Elizabeth St John-Byrne, a retired Canadian military general who was a top aide to Prime Minister Stephen Harper 6.
James P. O’Brien, the co-founder of the Royal Canadian Legion and a former military doctor 7.
Paul Pomerantz, a historian and historian of Canadian history and culture at the University, and author of The Carrie Fisher Story: A Life of a Legend, from Queen to Princess (Viking Press, 2017) 8.
Christopher Lee, a former member of the House of Commons and now a professor of international politics at the London School of Economics 9.
Robert F. Smith, an associate professor of political science at the College of William and Mary 10.
Peter Koo, a Canadian novelist and critic of Canadian politics 11.
John Skelton, author of “Sucker for Dollars: How Corporations, Wall Street and the 1% Make Their Money” 12.
Peter Fennelly, an award-winning novelist and screenwriter who has worked on The Hobbit and Sherlock Holmes novels 13.
Mark McLean, author and former journalist for CBC News, the CBC News website and CBC News Network 14.
Michael Sperber, a journalist who covered the Toronto Maple Leafs for The Toronto Star 15.
Stephen Largent, the chief of staff to Prime Minster Justin Trudeau 16.
Mark Ritchie, an economist who has taught at Columbia University and at Stanford University 17.
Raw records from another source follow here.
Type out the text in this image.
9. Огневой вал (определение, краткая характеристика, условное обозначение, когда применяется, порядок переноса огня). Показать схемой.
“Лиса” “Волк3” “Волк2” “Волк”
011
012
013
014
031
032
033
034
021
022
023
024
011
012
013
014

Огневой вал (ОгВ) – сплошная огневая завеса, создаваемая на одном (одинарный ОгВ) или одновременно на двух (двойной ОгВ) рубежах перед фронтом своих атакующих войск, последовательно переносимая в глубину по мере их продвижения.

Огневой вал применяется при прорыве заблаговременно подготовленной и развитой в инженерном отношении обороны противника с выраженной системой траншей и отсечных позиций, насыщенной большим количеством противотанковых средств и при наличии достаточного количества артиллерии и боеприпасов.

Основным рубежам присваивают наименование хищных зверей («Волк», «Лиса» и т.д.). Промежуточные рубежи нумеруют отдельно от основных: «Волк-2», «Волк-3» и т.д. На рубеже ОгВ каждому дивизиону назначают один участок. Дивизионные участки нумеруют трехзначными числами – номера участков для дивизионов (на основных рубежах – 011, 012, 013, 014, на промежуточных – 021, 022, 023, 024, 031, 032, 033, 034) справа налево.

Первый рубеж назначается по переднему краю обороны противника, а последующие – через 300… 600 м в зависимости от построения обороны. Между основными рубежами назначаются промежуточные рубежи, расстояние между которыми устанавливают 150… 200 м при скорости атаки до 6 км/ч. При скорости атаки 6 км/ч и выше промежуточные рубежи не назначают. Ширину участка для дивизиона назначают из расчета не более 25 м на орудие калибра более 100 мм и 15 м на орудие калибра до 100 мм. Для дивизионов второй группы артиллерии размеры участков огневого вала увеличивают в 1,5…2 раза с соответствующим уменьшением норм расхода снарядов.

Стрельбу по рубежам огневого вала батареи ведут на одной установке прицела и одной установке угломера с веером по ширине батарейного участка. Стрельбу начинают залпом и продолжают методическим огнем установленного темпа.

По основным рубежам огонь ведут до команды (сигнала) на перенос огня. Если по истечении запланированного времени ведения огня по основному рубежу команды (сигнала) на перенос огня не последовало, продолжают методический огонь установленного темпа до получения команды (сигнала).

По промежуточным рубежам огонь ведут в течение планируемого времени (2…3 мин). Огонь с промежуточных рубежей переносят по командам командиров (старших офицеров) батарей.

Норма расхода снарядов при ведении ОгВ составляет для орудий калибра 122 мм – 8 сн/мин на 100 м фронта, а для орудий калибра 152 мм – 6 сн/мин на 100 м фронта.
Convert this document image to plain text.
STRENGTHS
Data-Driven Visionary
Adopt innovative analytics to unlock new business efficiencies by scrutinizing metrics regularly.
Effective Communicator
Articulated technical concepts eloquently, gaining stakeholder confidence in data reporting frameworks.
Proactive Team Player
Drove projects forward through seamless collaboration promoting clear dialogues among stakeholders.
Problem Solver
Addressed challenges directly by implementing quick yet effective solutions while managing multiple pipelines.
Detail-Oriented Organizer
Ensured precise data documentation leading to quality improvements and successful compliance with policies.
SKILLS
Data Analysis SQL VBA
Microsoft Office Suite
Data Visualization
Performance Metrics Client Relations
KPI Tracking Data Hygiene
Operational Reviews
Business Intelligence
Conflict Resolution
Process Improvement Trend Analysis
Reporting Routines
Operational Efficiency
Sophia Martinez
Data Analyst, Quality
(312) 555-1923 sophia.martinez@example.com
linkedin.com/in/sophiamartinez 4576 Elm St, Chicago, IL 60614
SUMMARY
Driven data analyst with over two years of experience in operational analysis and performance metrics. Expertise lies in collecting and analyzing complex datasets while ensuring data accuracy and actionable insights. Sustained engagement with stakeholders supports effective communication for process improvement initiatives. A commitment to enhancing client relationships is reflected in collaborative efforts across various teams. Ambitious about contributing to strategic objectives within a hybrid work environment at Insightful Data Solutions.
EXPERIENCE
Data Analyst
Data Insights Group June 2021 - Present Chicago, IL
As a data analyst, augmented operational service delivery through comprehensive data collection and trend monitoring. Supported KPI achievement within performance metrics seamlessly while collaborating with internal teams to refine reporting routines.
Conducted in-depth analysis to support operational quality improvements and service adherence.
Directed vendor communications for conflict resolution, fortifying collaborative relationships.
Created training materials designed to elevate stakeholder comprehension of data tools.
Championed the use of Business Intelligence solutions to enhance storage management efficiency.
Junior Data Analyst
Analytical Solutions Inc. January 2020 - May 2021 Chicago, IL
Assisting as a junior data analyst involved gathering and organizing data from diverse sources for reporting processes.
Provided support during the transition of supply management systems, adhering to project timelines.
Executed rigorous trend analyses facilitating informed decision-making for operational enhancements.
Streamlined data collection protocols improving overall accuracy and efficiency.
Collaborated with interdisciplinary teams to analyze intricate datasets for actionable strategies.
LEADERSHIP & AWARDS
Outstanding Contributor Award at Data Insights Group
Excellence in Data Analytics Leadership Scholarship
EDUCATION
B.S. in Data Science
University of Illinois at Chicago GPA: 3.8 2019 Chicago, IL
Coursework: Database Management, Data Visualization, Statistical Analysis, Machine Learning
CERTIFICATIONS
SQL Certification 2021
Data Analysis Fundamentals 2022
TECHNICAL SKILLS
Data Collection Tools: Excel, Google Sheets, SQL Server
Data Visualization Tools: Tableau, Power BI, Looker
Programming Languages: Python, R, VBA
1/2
Mark Pritchard, an artist and artist whose work is featured in the Museum of Contemporary Art in New York 18.
Peter B. MacKay, the former prime minister of Canada, who was also a long-time executive at Morgan Stanley 19.
Stephen O. Vaughan, the author of the book, “The Queen’s Story” 20.
Richard Kornblut, a Pulitzer Prize-winning journalist who has won numerous awards for his work in Canada and the United States 21.
Peter W. Ochs, professor emeritus of philosophy at the Royal Ontario Institute of Technology and author, most recently, of The Prince of Persia: The Secret History of a Prince of the Desert (University of Chicago Press, 2016) 22.
Tom Kocher, a professor emerita of history at the City University of New York and author most recently of The Secret Life of Capitalism: The World’s First Superpower (Wiley, 2016).
Stephen Moore, the executive editor of Vanity Fair, author, and the author most recent of The Rise and Fall of the Great Gatsby (Aldine de Gruyter, 2016.)